Oui, mais tu vois, moi ce qui me frappe, c’est que je ne pourrais même pas dire qu’il y a eu un moment où je ne les sentais plus. Je ne peux pas dire ça, parce qu’avant, je n’étais pas très malade, je n’ai pas été hospitalisé longtemps ; j’étais objectivement dans un état très dangereux, très risqué, où je pouvais mourir, mais ça ne m’affectait pas beaucoup la manière de vivre. C’est d’ailleurs un peu bizarre, un peu paradoxal… Non…, ça me fait penser à autre chose, à une question que Derrida m’a posée. Il m’a demandé : Quel âge tu te sens avoir ? Je n’avais jamais pensé à ça et je lui ai dit : Au fond, si je réfléchis bien, je dirais que j’ai 35 ans. Que j’ai eu 35 ans et que, depuis, je n’ai jamais changé d’âge. Et alors il m’a dit : Mais moi aussi. Et comme il a dix ans de plus que moi (à ce moment-là, j’avais déjà 50 et lui 60)… Peut-être qu’on ne quitte pas un certain âge qui est celui où on a atteint vraiment la jeunesse.
ChR : Et l’idée de maturité ?
Ah non, je n’appellerais pas ça maturité. Pour moi « maturité », c’est immédiatement l’idée de ce que je n’aurai jamais vu venir pendant toute ma vie. Longtemps, longtemps, je me suis dit, comme une longue surprise : mais c’est curieux, personne n’est mûr, je ne savais pas… Bon, j’ai toujours l’impression qu’il y a des gens mûrs – que je rencontre des gens mûrs, qui me font cet effet de maturité qui me manque. Évidemment, ce sont des gens que je ne connais pas, je les frôle à peine et sans doute, si je les connaissais mieux, je découvrirais qu’ils ne sont pas plus mûrs… Ou bien, je suis particulièrement sensible à quelque chose dont on m’a énormément dit que c’était peut-être un trait de l’époque : la disparition, en effet, d’une certaine maturité, d’un certain modèle de l’adulte achevé, responsable. Ça, j’ai dû le sentir déjà dans les années de la vingtaine, et après de la trentaine ; bon, maintenant je n’y pense plus, mais ça m’avait beaucoup frappé. Et aussi, à un moment donné, l’idée qu’après tout, mes parents n’étaient pas si mûrs que ça…

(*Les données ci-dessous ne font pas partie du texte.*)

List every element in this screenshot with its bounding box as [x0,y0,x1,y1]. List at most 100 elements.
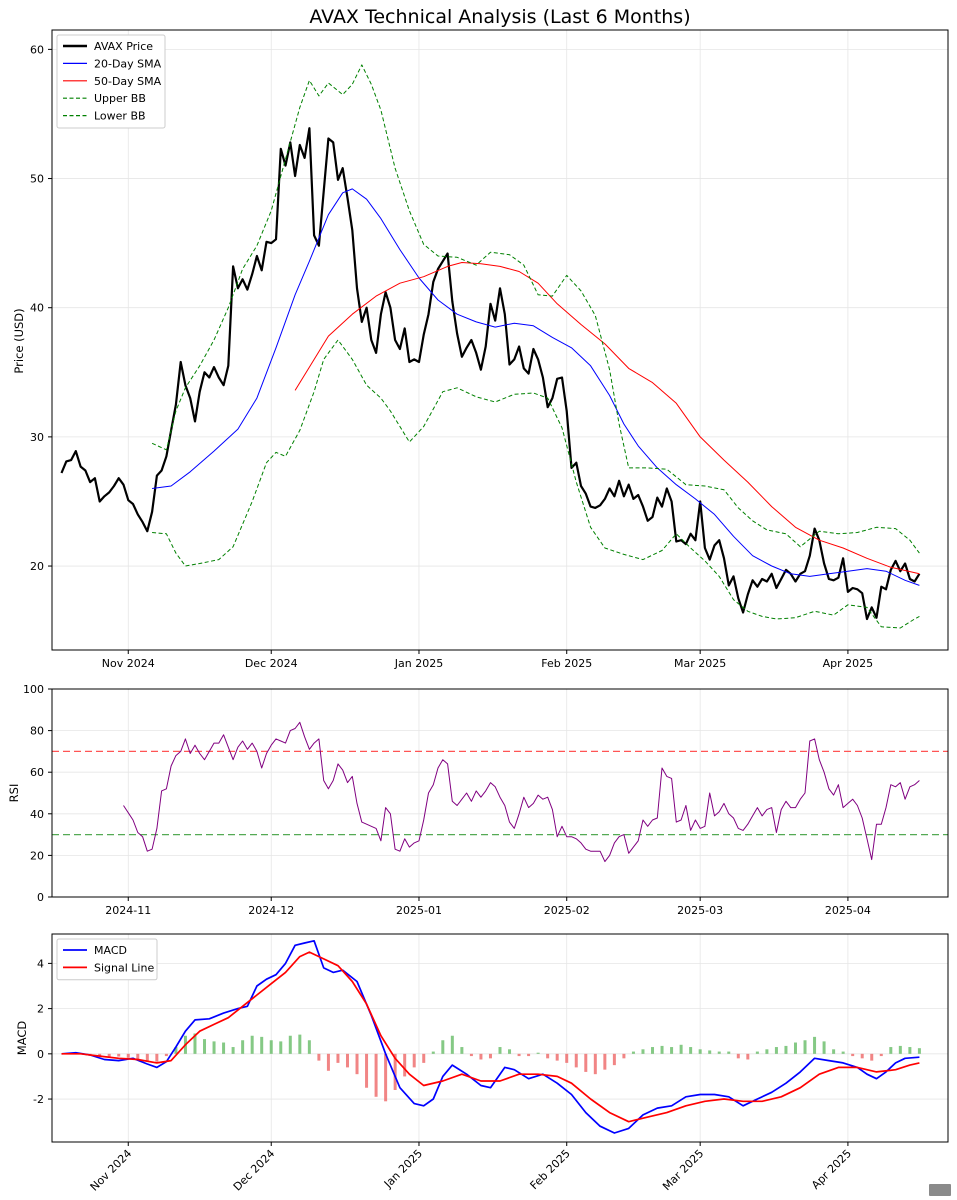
y-tick-label: 60 [30,43,44,56]
macd-histogram-bar [498,1047,502,1054]
legend-label: 50-Day SMA [94,75,162,88]
macd-histogram-bar [431,1051,435,1054]
macd-histogram-bar [403,1053,407,1077]
x-tick-label: Dec 2024 [245,657,298,670]
rsi-axes-frame [51,688,949,898]
macd-histogram-bar [889,1047,893,1054]
macd-histogram-bar [860,1053,864,1059]
x-tick-label: Jan 2025 [381,1147,425,1191]
macd-histogram-bar [832,1049,836,1054]
macd-histogram-bar [126,1053,130,1058]
macd-histogram-bar [269,1040,273,1054]
macd-histogram-bar [603,1053,607,1070]
macd-histogram-bar [384,1053,388,1102]
macd-histogram-bar [412,1053,416,1068]
macd-histogram-bar [222,1042,226,1054]
macd-histogram-bar [546,1053,550,1059]
y-tick-label: 60 [30,766,44,779]
y-tick-label: 20 [30,560,44,573]
macd-histogram-bar [565,1053,569,1063]
x-tick-label: Feb 2025 [528,1147,573,1192]
macd-histogram-bar [670,1047,674,1054]
macd-histogram-bar [755,1051,759,1054]
y-tick-label: 40 [30,808,44,821]
macd-histogram-bar [231,1047,235,1054]
rsi-y-axis-label: RSI [7,784,21,803]
y-tick-label: 40 [30,302,44,315]
y-tick-label: 20 [30,849,44,862]
macd-histogram-bar [813,1036,817,1054]
price-series-lower-bb [152,339,920,629]
macd-histogram-bar [107,1053,111,1058]
price-series-avax-price [60,127,921,621]
x-tick-label: Feb 2025 [541,657,592,670]
macd-histogram-bar [145,1053,149,1061]
macd-histogram-bar [355,1053,359,1075]
y-tick-label: 80 [30,725,44,738]
y-tick-label: 4 [37,957,44,970]
macd-histogram-bar [317,1053,321,1061]
watermark-badge [929,1184,951,1196]
macd-histogram-bar [574,1053,578,1068]
x-tick-label: 2024-11 [105,904,151,917]
y-tick-label: 50 [30,173,44,186]
macd-histogram-bar [203,1039,207,1054]
macd-histogram-bar [374,1053,378,1097]
macd-histogram-bar [441,1040,445,1054]
macd-histogram-bar [298,1034,302,1054]
macd-histogram-bar [193,1033,197,1054]
macd-histogram-bar [593,1053,597,1075]
y-tick-label: 100 [23,683,44,696]
x-tick-label: Apr 2025 [823,657,874,670]
macd-histogram-bar [174,1047,178,1054]
macd-histogram-bar [345,1053,349,1068]
macd-histogram-bar [631,1051,635,1054]
rsi-series-line [123,721,920,863]
x-tick-label: 2025-04 [825,904,871,917]
y-tick-label: 2 [37,1003,44,1016]
macd-series-macd [61,939,920,1134]
macd-histogram-bar [527,1053,531,1057]
macd-histogram-bar [517,1053,521,1057]
macd-histogram-bar [555,1053,559,1061]
legend-label: MACD [94,944,127,957]
macd-histogram-bar [288,1035,292,1054]
macd-histogram-bar [155,1053,159,1062]
macd-axes-frame [51,933,949,1143]
legend-label: Signal Line [94,961,154,974]
macd-histogram-bar [365,1053,369,1088]
macd-histogram-bar [488,1053,492,1059]
price-series-upper-bb [151,64,920,554]
macd-histogram-bar [98,1053,102,1057]
macd-histogram-bar [393,1053,397,1090]
macd-histogram-bar [307,1040,311,1054]
macd-histogram-bar [870,1053,874,1061]
macd-histogram-bar [508,1049,512,1054]
macd-histogram-bar [212,1041,216,1054]
x-tick-label: Mar 2025 [674,657,726,670]
macd-histogram-bar [765,1049,769,1054]
macd-histogram-bar [479,1053,483,1060]
macd-histogram-bar [622,1053,626,1059]
macd-histogram-bar [822,1041,826,1054]
price-y-axis-label: Price (USD) [12,308,26,373]
x-tick-label: Dec 2024 [231,1147,278,1194]
x-tick-label: Nov 2024 [102,657,155,670]
macd-histogram-bar [469,1053,473,1057]
macd-histogram-bar [164,1053,168,1057]
macd-histogram-bar [803,1040,807,1054]
macd-histogram-bar [651,1047,655,1054]
macd-histogram-bar [851,1053,855,1057]
x-tick-label: 2025-03 [677,904,723,917]
rsi-panel: RSI 2024-11 2024-12 2025-01 2025-02 2025-03 2… [7,683,949,917]
macd-histogram-bar [746,1053,750,1060]
macd-histogram-bar [336,1053,340,1063]
x-tick-label: Nov 2024 [88,1147,135,1194]
macd-y-axis-label: MACD [15,1021,29,1056]
macd-histogram-bar [736,1053,740,1059]
legend-label: Lower BB [94,110,146,123]
x-tick-label: Apr 2025 [809,1147,854,1192]
x-tick-label: Mar 2025 [660,1147,706,1193]
x-tick-label: Jan 2025 [394,657,443,670]
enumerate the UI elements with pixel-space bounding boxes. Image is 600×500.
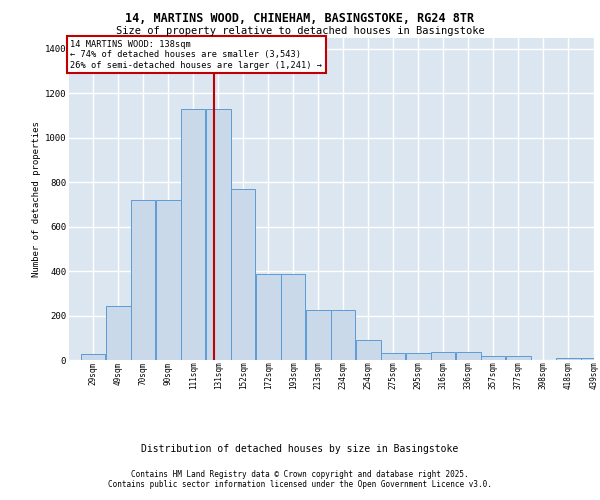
Bar xyxy=(156,200,181,360)
Bar xyxy=(506,356,531,360)
Text: 14 MARTINS WOOD: 138sqm
← 74% of detached houses are smaller (3,543)
26% of semi: 14 MARTINS WOOD: 138sqm ← 74% of detache… xyxy=(70,40,322,70)
Bar xyxy=(406,354,431,360)
Bar xyxy=(206,108,231,360)
Bar xyxy=(281,274,305,360)
Bar xyxy=(181,108,205,360)
Bar xyxy=(556,358,581,360)
Text: Distribution of detached houses by size in Basingstoke: Distribution of detached houses by size … xyxy=(142,444,458,454)
Y-axis label: Number of detached properties: Number of detached properties xyxy=(32,121,41,276)
Bar xyxy=(106,306,131,360)
Bar xyxy=(131,200,155,360)
Text: Size of property relative to detached houses in Basingstoke: Size of property relative to detached ho… xyxy=(116,26,484,36)
Bar xyxy=(431,352,455,360)
Bar xyxy=(232,188,256,360)
Bar xyxy=(456,352,481,360)
Bar xyxy=(382,354,406,360)
Text: Contains public sector information licensed under the Open Government Licence v3: Contains public sector information licen… xyxy=(108,480,492,489)
Bar xyxy=(581,358,600,360)
Bar xyxy=(481,356,505,360)
Bar xyxy=(356,340,381,360)
Bar xyxy=(256,274,281,360)
Text: Contains HM Land Registry data © Crown copyright and database right 2025.: Contains HM Land Registry data © Crown c… xyxy=(131,470,469,479)
Bar xyxy=(306,310,331,360)
Text: 14, MARTINS WOOD, CHINEHAM, BASINGSTOKE, RG24 8TR: 14, MARTINS WOOD, CHINEHAM, BASINGSTOKE,… xyxy=(125,12,475,26)
Bar xyxy=(82,354,106,360)
Bar xyxy=(331,310,355,360)
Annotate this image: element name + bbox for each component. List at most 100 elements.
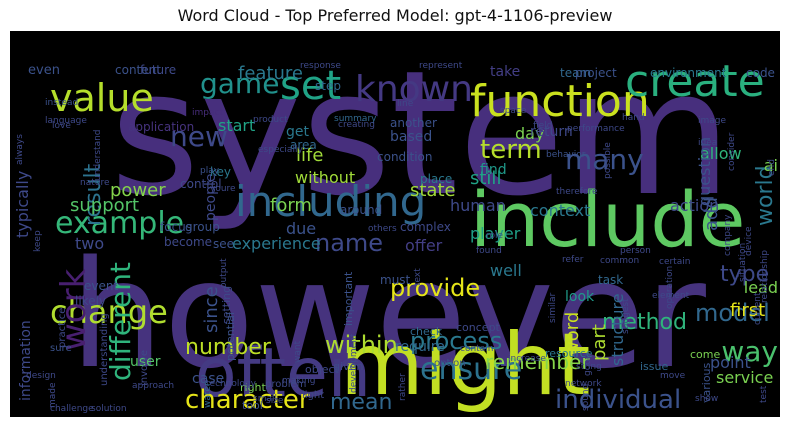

Je coupe ici la transcription de nos échanges, personne n’avait eu l’idée de prendre des photos, il n’y avait alors d’ouvert qu’un couple de micros… Espérons qu’un jour cette émission, comme toutes les autres, soient mises à disposition. Il y en a quand même une, assez courte, que l’on peut écouter en ligne et qui est une sorte de montage entre deux entretiens sur le thème de l’écoute.